C'est à Bruxelles, à la galerie Bruxelles-Paris que nous rencontrons Joël Alessandra. À l'occasion de la sortie de son nouvel album Errance en mer rouge (Casterman), le dessinateur-voyageur y expose jusqu'au 13 avril une très belle série d'aquarelles, issues de ce récent opus et des précédents. Dans ce nouveau livre, l'itinéraire des personnages se rapproche plus d'une fois de celui de leur auteur, en croisant également la piste d'Henri de Monfreid. À nouveau, Joël Alessandra nous adresse une somptueuse invitation au voyage et à l'aventure.

En lisant Errance en mer rouge, on a l'impression que c'est un projet que vous avez laissé mûrir, que vous portiez depuis longtemps...
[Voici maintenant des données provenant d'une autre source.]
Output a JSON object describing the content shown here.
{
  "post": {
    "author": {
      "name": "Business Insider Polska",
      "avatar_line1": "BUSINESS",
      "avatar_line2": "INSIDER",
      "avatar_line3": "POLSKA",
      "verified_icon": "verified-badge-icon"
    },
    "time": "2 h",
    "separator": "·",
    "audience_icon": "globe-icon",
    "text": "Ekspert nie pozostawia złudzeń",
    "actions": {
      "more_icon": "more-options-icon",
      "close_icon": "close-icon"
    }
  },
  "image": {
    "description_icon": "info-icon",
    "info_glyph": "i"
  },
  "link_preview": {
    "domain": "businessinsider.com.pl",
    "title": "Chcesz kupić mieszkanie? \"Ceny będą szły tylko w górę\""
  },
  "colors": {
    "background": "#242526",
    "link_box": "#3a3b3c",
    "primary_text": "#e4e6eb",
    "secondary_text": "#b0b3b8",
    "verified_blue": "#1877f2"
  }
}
C'est le cas, effectivement. Une grande partie de l'histoire se déroule à Djibouti, où j'ai habité deux ans en tant que coopérant au Centre culturel français Arthur Rimbaud. J'y ai gardé des attaches, des amis, et j'y retourne une ou deux fois par an. Au fil de ces séjours, j'ai accumulé des tas de carnets de croquis, des photos, des notes. J'avais tout cela sous la main et depuis longtemps envie d'aborder une histoire qui se situe un peu dans le fil des livres de Henry de Monfreid. Je parlerais d'une forme de romantisme à l'ancienne. En BD, j'ai grandi en lisant pas mal d'auteurs Casterman, Pratt, le magazine (À Suivre)... J'avais envie de réaliser une histoire d'aventure, mais qui ressemble à mes lectures. Aujourd'hui, de nombreuses BD privilégient une scène d'action toutes les deux pages, le rythme d'Errance en mer rouge est plus lent, même un peu nonchalant. Peut-être est-ce un style de narration révolu, mais on le retrouve dans les belles histoires de Micheluzzi, Pratt, ou encore dans L'Été indien de Manara et Pratt...

Vous y glissez aussi des éléments plus personnels que cette documentation. L'analogie entre le personnage de Fred et votre ami Nicolas, que l'on découvre, est claire. Qu'en est-il de celle entre Tom et Joël Alessandra ?

Nicolas est un ami qui est arrivé dans les années 90' à Djibouti et s'y est installé. Il y a monté plusieurs sociétés, et s'occupe actuellement d'une entreprise de sécurité qui assure l'escorte des porte-conteneurs aux prises avec les pirates somaliens. Mais à la différence de ce qui se passe dans l'album, Nicolas est bien vivant, il en a d'ailleurs écrit la postface ! Il est devenu un vrai broussard, il parle somali, arabe, afar... Tom, lui, est prof de dessin, je ne le suis pas, mais lui donner cette profession me paraissait nécessaire afin de pouvoir montrer certains de mes croquis dans l'album. Je ne voulais pas les propulser gratuitement dans l'histoire... Je définis Errance en mer rouge comme une fiction autobiographique. Tous ses ingrédients sont réels, mais l'ensemble est romancé.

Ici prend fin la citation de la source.